No âmbito jurídico, o juiz do TRT-10 Marcos Ulhoa Dani destacou os impasses relacionados ao reconhecimento de vínculos trabalhistas no universo dos e-sports. De acordo com o magistrado, a falta de consenso sobre o enquadramento dos jogos eletrônicos como modalidade esportiva dificulta a aplicação direta das normas do direito desportivo tradicional, que não contemplam as particularidades do ambiente digital, gerando lacunas normativas significativas.
Ulhoa compartilhou uma decisão recente em que reconheceu o vínculo empregatício de um cyber atleta com uma organização de e-sports, considerando que a reclamante cumpria os requisitos legais para configuração de vínculo de emprego com a empresa.

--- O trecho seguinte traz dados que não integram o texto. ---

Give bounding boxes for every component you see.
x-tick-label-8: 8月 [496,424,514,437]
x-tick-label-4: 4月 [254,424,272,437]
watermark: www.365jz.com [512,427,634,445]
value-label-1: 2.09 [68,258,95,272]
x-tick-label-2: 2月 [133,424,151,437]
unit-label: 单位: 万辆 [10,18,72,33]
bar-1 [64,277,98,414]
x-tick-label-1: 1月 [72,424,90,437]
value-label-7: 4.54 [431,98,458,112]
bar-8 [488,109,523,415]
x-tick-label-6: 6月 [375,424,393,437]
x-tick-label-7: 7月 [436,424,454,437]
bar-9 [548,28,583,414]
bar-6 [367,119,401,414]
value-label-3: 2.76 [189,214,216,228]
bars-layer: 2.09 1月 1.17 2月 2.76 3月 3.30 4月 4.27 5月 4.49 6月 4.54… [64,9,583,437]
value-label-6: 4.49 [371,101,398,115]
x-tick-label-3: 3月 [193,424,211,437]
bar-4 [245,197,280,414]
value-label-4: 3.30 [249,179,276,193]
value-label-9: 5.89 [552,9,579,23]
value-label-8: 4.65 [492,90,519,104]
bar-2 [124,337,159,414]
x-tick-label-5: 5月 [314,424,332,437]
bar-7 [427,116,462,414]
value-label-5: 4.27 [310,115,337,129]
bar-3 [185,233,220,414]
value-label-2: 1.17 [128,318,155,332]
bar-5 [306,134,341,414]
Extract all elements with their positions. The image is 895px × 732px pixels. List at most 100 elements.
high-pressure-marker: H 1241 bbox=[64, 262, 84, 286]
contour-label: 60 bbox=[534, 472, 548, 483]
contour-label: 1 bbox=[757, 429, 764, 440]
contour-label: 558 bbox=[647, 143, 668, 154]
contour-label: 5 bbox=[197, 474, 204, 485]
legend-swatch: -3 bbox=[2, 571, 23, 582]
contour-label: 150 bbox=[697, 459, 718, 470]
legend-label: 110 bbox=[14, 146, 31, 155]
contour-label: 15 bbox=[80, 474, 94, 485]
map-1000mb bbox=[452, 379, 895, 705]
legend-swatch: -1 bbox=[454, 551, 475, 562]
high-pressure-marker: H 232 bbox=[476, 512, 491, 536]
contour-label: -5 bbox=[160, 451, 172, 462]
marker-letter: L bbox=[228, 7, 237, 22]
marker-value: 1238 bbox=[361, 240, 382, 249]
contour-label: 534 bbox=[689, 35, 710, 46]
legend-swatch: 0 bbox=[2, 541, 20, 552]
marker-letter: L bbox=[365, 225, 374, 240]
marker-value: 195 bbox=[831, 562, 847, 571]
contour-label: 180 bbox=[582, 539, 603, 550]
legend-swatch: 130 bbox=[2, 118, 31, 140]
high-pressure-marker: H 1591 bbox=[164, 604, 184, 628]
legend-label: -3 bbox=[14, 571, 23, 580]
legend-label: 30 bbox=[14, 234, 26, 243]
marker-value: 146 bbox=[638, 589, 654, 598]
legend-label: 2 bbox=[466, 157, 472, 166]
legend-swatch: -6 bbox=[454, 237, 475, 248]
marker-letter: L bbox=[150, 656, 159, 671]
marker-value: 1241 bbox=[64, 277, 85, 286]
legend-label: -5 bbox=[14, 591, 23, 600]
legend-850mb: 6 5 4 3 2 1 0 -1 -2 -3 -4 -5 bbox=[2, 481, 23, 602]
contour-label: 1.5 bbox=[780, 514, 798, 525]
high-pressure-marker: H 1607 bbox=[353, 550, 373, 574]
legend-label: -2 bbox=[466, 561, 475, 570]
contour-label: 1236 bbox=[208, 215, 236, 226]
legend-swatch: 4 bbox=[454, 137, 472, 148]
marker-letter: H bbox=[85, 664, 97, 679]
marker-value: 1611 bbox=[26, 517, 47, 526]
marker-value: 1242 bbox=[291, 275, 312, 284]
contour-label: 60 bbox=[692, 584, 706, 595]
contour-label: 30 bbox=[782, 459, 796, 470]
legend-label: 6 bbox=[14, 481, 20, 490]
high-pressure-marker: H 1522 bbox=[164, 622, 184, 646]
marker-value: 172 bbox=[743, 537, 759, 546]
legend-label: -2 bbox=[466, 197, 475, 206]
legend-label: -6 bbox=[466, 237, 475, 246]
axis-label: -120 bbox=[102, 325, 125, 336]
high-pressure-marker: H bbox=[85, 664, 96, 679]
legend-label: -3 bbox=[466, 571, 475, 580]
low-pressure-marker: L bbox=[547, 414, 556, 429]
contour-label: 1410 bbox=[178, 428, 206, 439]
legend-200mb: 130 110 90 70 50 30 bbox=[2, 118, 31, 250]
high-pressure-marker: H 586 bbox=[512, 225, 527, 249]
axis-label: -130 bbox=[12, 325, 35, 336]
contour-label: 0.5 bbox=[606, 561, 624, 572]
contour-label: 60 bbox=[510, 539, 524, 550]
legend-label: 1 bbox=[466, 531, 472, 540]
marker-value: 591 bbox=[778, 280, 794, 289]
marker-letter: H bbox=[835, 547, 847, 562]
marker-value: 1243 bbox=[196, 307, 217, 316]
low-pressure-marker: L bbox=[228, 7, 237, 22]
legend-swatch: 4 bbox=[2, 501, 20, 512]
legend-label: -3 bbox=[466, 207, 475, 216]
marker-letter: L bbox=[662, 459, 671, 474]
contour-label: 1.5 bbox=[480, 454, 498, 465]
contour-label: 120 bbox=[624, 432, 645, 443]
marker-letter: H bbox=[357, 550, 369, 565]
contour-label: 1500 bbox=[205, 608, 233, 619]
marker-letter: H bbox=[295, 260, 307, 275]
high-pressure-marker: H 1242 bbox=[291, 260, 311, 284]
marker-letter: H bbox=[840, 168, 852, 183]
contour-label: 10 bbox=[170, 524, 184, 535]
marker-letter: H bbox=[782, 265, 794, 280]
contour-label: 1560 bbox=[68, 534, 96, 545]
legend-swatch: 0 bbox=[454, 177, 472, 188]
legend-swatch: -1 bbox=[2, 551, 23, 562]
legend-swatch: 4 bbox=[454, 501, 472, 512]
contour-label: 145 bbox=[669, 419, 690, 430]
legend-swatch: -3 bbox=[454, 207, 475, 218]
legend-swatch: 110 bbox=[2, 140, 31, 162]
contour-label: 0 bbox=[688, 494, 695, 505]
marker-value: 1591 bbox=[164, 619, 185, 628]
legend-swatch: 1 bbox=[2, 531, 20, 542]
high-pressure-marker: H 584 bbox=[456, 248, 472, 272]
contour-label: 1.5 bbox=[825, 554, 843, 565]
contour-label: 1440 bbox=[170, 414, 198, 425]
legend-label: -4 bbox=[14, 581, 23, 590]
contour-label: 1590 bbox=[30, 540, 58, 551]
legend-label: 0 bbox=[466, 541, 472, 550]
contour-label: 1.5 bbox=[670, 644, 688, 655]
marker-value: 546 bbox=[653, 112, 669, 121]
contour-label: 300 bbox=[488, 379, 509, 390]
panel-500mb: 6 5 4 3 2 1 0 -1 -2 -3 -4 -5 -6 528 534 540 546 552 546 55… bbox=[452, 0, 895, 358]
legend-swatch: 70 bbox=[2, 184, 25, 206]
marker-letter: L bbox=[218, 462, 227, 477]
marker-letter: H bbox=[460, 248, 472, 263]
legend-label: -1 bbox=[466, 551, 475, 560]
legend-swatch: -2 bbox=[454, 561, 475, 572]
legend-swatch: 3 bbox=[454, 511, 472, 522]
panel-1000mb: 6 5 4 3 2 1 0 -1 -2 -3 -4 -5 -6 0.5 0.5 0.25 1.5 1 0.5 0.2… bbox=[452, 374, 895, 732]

Clique aqui para saber mais.
Outro caso citado pelo juiz ocorreu na 69ª Vara do Trabalho de São Paulo, que condenou uma empresa a pagar indenização de R$ 400 mil à família do jogador profissional de esportes eletrônicos Matheus Queiroz Coelho, que morreu aos 19 anos devido a uma infecção no sistema nervoso central, agravada por precárias condições de trabalho e negligência da empresa.
Encerramento
O Encontro Institucional de Magistrados do TRT-10 será encerrado nesta sexta-feira (16/5), com a palestra “Sistemas de Proteção de Direitos Humanos, Tecnologia e as Novas Morfologias do Mercado de Trabalho”. Na sequência, será apresentada a atuação da Unidade de Monitoramento e Fiscalização de Decisões da Corte Interamericana de Direitos Humanos do TRT-10 (UMF/TRT-10).